Learn About Class D Airspace

Photo: Sarina Houston

Class D airspace is the space that surrounds airports that have an operating air traffic control tower, but don't have radar services (or at least the airport is not required to have radar). The airspace surrounding a Class D airport is only classified as a Class D airport when the air traffic control tower is in operation.

When not in operation, the airport reverts to a Class E airport, or a combination of a Class E and Class G airport.

The control tower at a Class D airport provides traffic separation for ​VFR and IFR traffic and can provide VFR traffic advisories, workload permitting.

How to Define Class D Airspace

The following four factors are considered when defining Class D airspace.

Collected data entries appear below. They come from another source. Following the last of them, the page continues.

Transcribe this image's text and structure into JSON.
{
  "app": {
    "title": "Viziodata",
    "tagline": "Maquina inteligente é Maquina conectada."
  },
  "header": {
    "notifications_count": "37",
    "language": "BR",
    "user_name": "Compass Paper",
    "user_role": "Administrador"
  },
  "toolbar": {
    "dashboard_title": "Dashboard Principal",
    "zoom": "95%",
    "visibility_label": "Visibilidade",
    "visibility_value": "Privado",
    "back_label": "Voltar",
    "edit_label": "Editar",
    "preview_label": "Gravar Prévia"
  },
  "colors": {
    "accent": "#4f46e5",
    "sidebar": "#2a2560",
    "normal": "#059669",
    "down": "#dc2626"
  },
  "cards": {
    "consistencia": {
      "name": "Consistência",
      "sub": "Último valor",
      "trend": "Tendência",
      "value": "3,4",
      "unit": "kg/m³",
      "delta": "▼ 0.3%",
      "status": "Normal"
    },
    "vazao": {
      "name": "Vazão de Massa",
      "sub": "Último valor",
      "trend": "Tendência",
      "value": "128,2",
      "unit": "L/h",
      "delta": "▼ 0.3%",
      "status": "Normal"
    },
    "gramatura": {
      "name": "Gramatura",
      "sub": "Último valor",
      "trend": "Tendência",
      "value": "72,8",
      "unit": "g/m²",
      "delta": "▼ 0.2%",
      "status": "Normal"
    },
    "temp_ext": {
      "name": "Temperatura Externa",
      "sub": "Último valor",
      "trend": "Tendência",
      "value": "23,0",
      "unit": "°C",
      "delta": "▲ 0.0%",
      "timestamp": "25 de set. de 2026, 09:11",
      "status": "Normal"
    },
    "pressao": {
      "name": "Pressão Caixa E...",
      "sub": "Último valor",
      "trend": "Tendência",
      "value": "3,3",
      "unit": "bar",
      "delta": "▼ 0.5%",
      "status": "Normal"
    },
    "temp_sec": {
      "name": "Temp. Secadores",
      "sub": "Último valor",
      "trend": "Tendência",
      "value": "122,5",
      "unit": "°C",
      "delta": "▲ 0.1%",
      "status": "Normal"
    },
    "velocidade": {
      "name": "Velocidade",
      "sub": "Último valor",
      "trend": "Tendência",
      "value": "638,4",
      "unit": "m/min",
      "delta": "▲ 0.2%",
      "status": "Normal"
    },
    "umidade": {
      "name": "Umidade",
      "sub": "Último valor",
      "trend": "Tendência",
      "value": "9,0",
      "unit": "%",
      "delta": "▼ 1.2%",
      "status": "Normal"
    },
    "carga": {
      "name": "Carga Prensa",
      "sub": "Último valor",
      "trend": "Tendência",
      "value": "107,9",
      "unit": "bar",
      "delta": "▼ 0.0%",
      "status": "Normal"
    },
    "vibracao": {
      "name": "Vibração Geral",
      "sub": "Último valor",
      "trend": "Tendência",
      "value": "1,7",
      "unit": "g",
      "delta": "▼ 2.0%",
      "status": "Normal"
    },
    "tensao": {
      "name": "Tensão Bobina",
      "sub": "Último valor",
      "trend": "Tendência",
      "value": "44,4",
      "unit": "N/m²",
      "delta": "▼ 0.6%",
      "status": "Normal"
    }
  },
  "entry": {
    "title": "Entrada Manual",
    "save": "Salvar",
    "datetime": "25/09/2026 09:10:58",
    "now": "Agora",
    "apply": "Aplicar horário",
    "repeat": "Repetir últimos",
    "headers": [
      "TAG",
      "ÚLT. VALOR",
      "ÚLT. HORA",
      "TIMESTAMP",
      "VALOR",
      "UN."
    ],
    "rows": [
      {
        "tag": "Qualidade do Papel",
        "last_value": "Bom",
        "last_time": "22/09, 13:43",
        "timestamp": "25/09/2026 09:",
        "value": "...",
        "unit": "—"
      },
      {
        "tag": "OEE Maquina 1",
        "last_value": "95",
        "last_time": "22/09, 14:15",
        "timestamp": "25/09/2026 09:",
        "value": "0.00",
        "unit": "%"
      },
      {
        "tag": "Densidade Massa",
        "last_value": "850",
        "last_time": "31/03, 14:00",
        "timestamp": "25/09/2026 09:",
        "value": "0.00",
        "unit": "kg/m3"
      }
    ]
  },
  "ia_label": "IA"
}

  • Dimensions: Class D airports can be tailored to fit instrument approach procedures that are available at the airport, which means that one Class D airport might look slightly different from another. Literally, the dimensions depend upon instrument approach procedures into a particular airport. It's worth noting that there are extensions for arrivals and departures factored into the airspace dimensions. Normally, the airspace surrounding a Class D airport extends from the surface up to a designated MSL altitude - usually about 2,500 feet AGL.​
  • Entry Requirements: To enter Class D airspace, a pilot must contact the control tower and establish two-way radio communication prior to entering the airspace.  
  • VFR Visibility and Cloud Clearance Requirements: Pilots flying into Class D airspace must maintain at least three statute miles visibility. In addition, pilots must remain at least 500 feet below clouds, 1,000 feet above clouds and 2,000 feet horizontal distance away from clouds while in Class D airspace.
  • Chart Depiction: Class D airspace is depicted as a dashed blue line on a VFR sectional chart. You may notice that the airspace extends into the arrival and departure paths for IFR traffic.